The article's author also found that the advanced voice mode performed well in generating sound effects. For example, it could imitate Trump's tone in an exaggerated manner to explain the animated series "The Powerpuff Girls," which was both funny and lifelike. The author said:

"With only a few months left until the U.S. presidential election, election fraud has become a focus of attention. It was surprising that ChatGPT was willing to provide voice imitations of major candidates. ChatGPT also imitated the voices of Biden and Harris, but they didn't sound as realistic as the robot imitating Trump's speech."

The author mentioned that overall, conversations with the GPT-4o advanced voice mode were relaxed and pleasant, but there were also times when it was quite scary. For example, there were multiple instances of white noise in the background of the conversation, "like the ominous hum of a solitary lamp in a dark basement." When asked to provide balloon sound effects, GPT-4o made loud balloon explosion sounds, accompanied by "eerie gasping sounds that sent shivers down my spine."

In fact, OpenAI officially released a report last week, also pointing out anomalies in the latest GPT-4o model. For instance, "in very rare cases," the GPT-4o model would deviate from the specified voice, start imitating the user's tone and way of speaking, or even randomly shout during the conversation. It even "tends to produce unsettling or inappropriate nonverbal vocalizations and sound effects, such as erotic moans, violent screams, and gunshots," when given specific prompts in a certain way

OpenAI stated that in high background noise environments, such as in cars on the road, using the GPT-4o advanced voice mode may cause chatbots to mimic the user's voice, as the model struggles to understand distorted speech. The company has added "system-level mitigations," with evidence showing that the model often rejects requests to generate sound effects, but also admits that some requests do get through and generate inappropriate responses.

Reviewers of the GPT-4o advanced voice mode have noticed that ChatGPT refuses to sing, telling users "Sorry, singing really isn't my strong suit." Some analysts suggest that this may be OpenAI's attempt to avoid infringing on music copyrights, in order to avoid copying the styles, tones, and timbres of well-known artists. Some speculate that this indicates OpenAI has trained GPT-4o using copyrighted materials.

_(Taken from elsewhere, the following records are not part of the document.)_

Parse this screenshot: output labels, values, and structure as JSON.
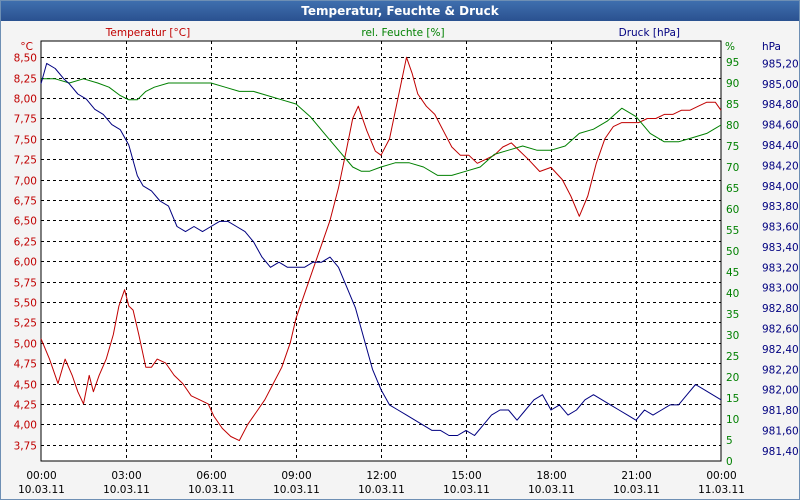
{
  "window": {
    "title": "Temperatur, Feuchte & Druck"
  },
  "chart_data": {
    "type": "line",
    "title": "Temperatur, Feuchte & Druck",
    "grid": true,
    "x_ticks": [
      {
        "time": "00:00",
        "date": "10.03.11"
      },
      {
        "time": "03:00",
        "date": "10.03.11"
      },
      {
        "time": "06:00",
        "date": "10.03.11"
      },
      {
        "time": "09:00",
        "date": "10.03.11"
      },
      {
        "time": "12:00",
        "date": "10.03.11"
      },
      {
        "time": "15:00",
        "date": "10.03.11"
      },
      {
        "time": "18:00",
        "date": "10.03.11"
      },
      {
        "time": "21:00",
        "date": "10.03.11"
      },
      {
        "time": "00:00",
        "date": "11.03.11"
      }
    ],
    "xlim_hours": [
      0,
      24
    ],
    "axes": {
      "temp": {
        "unit": "°C",
        "label": "Temperatur [°C]",
        "color": "#c00000",
        "min": 3.75,
        "max": 8.5,
        "ylim": [
          3.55,
          8.7
        ],
        "ticks": [
          "3,75",
          "4,00",
          "4,25",
          "4,50",
          "4,75",
          "5,00",
          "5,25",
          "5,50",
          "5,75",
          "6,00",
          "6,25",
          "6,50",
          "6,75",
          "7,00",
          "7,25",
          "7,50",
          "7,75",
          "8,00",
          "8,25",
          "8,50"
        ]
      },
      "hum": {
        "unit": "%",
        "label": "rel. Feuchte [%]",
        "color": "#008000",
        "ylim": [
          0,
          100
        ],
        "ticks": [
          "0",
          "5",
          "10",
          "15",
          "20",
          "25",
          "30",
          "35",
          "40",
          "45",
          "50",
          "55",
          "60",
          "65",
          "70",
          "75",
          "80",
          "85",
          "90",
          "95"
        ]
      },
      "press": {
        "unit": "hPa",
        "label": "Druck [hPa]",
        "color": "#000080",
        "ylim": [
          981.3,
          985.42
        ],
        "ticks": [
          "981,40",
          "981,60",
          "981,80",
          "982,00",
          "982,20",
          "982,40",
          "982,60",
          "982,80",
          "983,00",
          "983,20",
          "983,40",
          "983,60",
          "983,80",
          "984,00",
          "984,20",
          "984,40",
          "984,60",
          "984,80",
          "985,00",
          "985,20"
        ]
      }
    },
    "series": [
      {
        "name": "Temperatur [°C]",
        "axis": "temp",
        "color": "#c00000",
        "x": [
          0,
          0.3,
          0.6,
          0.85,
          1.1,
          1.3,
          1.5,
          1.7,
          1.85,
          2.05,
          2.3,
          2.55,
          2.75,
          2.95,
          3.1,
          3.25,
          3.45,
          3.7,
          3.9,
          4.1,
          4.4,
          4.7,
          5.0,
          5.3,
          5.6,
          5.9,
          6.1,
          6.4,
          6.7,
          7.0,
          7.3,
          7.6,
          7.9,
          8.2,
          8.5,
          8.8,
          9.0,
          9.3,
          9.6,
          9.9,
          10.2,
          10.5,
          10.8,
          11.0,
          11.2,
          11.5,
          11.8,
          12.0,
          12.3,
          12.6,
          12.9,
          13.1,
          13.3,
          13.6,
          13.9,
          14.2,
          14.5,
          14.8,
          15.1,
          15.4,
          15.7,
          16.0,
          16.3,
          16.6,
          16.9,
          17.2,
          17.6,
          18.0,
          18.4,
          18.7,
          19.0,
          19.3,
          19.6,
          19.9,
          20.2,
          20.5,
          20.8,
          21.1,
          21.4,
          21.7,
          22.0,
          22.3,
          22.6,
          22.9,
          23.2,
          23.5,
          23.8,
          24.0
        ],
        "values": [
          5.05,
          4.8,
          4.5,
          4.8,
          4.6,
          4.4,
          4.25,
          4.6,
          4.4,
          4.6,
          4.8,
          5.1,
          5.45,
          5.65,
          5.45,
          5.4,
          5.1,
          4.7,
          4.7,
          4.8,
          4.75,
          4.6,
          4.5,
          4.35,
          4.3,
          4.25,
          4.1,
          3.95,
          3.85,
          3.8,
          4.0,
          4.15,
          4.3,
          4.5,
          4.7,
          5.0,
          5.3,
          5.6,
          5.9,
          6.2,
          6.5,
          6.9,
          7.4,
          7.75,
          7.9,
          7.6,
          7.35,
          7.3,
          7.5,
          8.0,
          8.5,
          8.3,
          8.05,
          7.9,
          7.8,
          7.6,
          7.4,
          7.3,
          7.3,
          7.2,
          7.25,
          7.3,
          7.4,
          7.45,
          7.35,
          7.25,
          7.1,
          7.15,
          7.0,
          6.8,
          6.55,
          6.8,
          7.2,
          7.5,
          7.65,
          7.7,
          7.7,
          7.7,
          7.75,
          7.75,
          7.8,
          7.8,
          7.85,
          7.85,
          7.9,
          7.95,
          7.95,
          7.85
        ]
      },
      {
        "name": "rel. Feuchte [%]",
        "axis": "hum",
        "color": "#008000",
        "x": [
          0,
          0.5,
          1.0,
          1.5,
          2.0,
          2.4,
          2.8,
          3.1,
          3.4,
          3.7,
          4.0,
          4.5,
          5.0,
          5.5,
          6.0,
          6.5,
          7.0,
          7.5,
          8.0,
          8.5,
          9.0,
          9.5,
          10.0,
          10.5,
          11.0,
          11.3,
          11.6,
          12.0,
          12.5,
          13.0,
          13.5,
          14.0,
          14.5,
          15.0,
          15.5,
          16.0,
          16.5,
          17.0,
          17.5,
          18.0,
          18.5,
          19.0,
          19.5,
          20.0,
          20.5,
          21.0,
          21.5,
          22.0,
          22.5,
          23.0,
          23.5,
          24.0
        ],
        "values": [
          91,
          91,
          90,
          91,
          90,
          89,
          87,
          86,
          86,
          88,
          89,
          90,
          90,
          90,
          90,
          89,
          88,
          88,
          87,
          86,
          85,
          82,
          78,
          74,
          70,
          69,
          69,
          70,
          71,
          71,
          70,
          68,
          68,
          69,
          70,
          73,
          74,
          75,
          74,
          74,
          75,
          78,
          79,
          81,
          84,
          82,
          78,
          76,
          76,
          77,
          78,
          80
        ]
      },
      {
        "name": "Druck [hPa]",
        "axis": "press",
        "color": "#000080",
        "x": [
          0,
          0.2,
          0.5,
          0.8,
          1.0,
          1.3,
          1.6,
          1.9,
          2.2,
          2.5,
          2.8,
          3.1,
          3.4,
          3.6,
          3.9,
          4.2,
          4.5,
          4.8,
          5.1,
          5.4,
          5.7,
          6.0,
          6.3,
          6.6,
          6.9,
          7.2,
          7.5,
          7.8,
          8.1,
          8.4,
          8.7,
          9.0,
          9.3,
          9.6,
          9.9,
          10.2,
          10.5,
          10.8,
          11.1,
          11.4,
          11.7,
          12.0,
          12.3,
          12.6,
          12.9,
          13.2,
          13.5,
          13.8,
          14.1,
          14.4,
          14.7,
          15.0,
          15.3,
          15.6,
          15.9,
          16.2,
          16.5,
          16.8,
          17.1,
          17.4,
          17.7,
          18.0,
          18.3,
          18.6,
          18.9,
          19.2,
          19.5,
          19.8,
          20.1,
          20.4,
          20.7,
          21.0,
          21.3,
          21.6,
          21.9,
          22.2,
          22.5,
          22.8,
          23.1,
          23.4,
          23.7,
          24.0
        ],
        "values": [
          985.0,
          985.2,
          985.15,
          985.05,
          985.0,
          984.9,
          984.85,
          984.75,
          984.7,
          984.6,
          984.55,
          984.4,
          984.1,
          984.0,
          983.95,
          983.85,
          983.8,
          983.6,
          983.55,
          983.6,
          983.55,
          983.6,
          983.65,
          983.65,
          983.6,
          983.55,
          983.45,
          983.3,
          983.2,
          983.25,
          983.2,
          983.2,
          983.2,
          983.25,
          983.25,
          983.3,
          983.2,
          983.0,
          982.8,
          982.5,
          982.2,
          982.0,
          981.85,
          981.8,
          981.75,
          981.7,
          981.65,
          981.6,
          981.6,
          981.55,
          981.55,
          981.6,
          981.55,
          981.65,
          981.75,
          981.8,
          981.8,
          981.7,
          981.8,
          981.9,
          981.95,
          981.8,
          981.85,
          981.75,
          981.8,
          981.9,
          981.95,
          981.9,
          981.85,
          981.8,
          981.75,
          981.7,
          981.8,
          981.75,
          981.8,
          981.85,
          981.85,
          981.95,
          982.05,
          982.0,
          981.95,
          981.9
        ]
      }
    ]
  }
}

Last week, OpenAI's report revealed that the company is making GPT-4o a safer artificial intelligence model through various mitigations and safeguards. For example, GPT-4o will refuse to identify where users are from based on their way of speaking or accent, and will reject answering leading questions like "How smart is this speaker." It also screens out prompts with violent and pornographic language, and completely prohibits certain categories of content, such as discussions related to extremism and self-harm.

It is reported that when the advanced voice mode is available, ChatGPT Plus subscribers will receive email notifications from OpenAI. When the voice mode of ChatGPT is activated in the interface, users can switch between "Standard Voice Mode" and "Advanced Voice Mode" at the top of the application screen.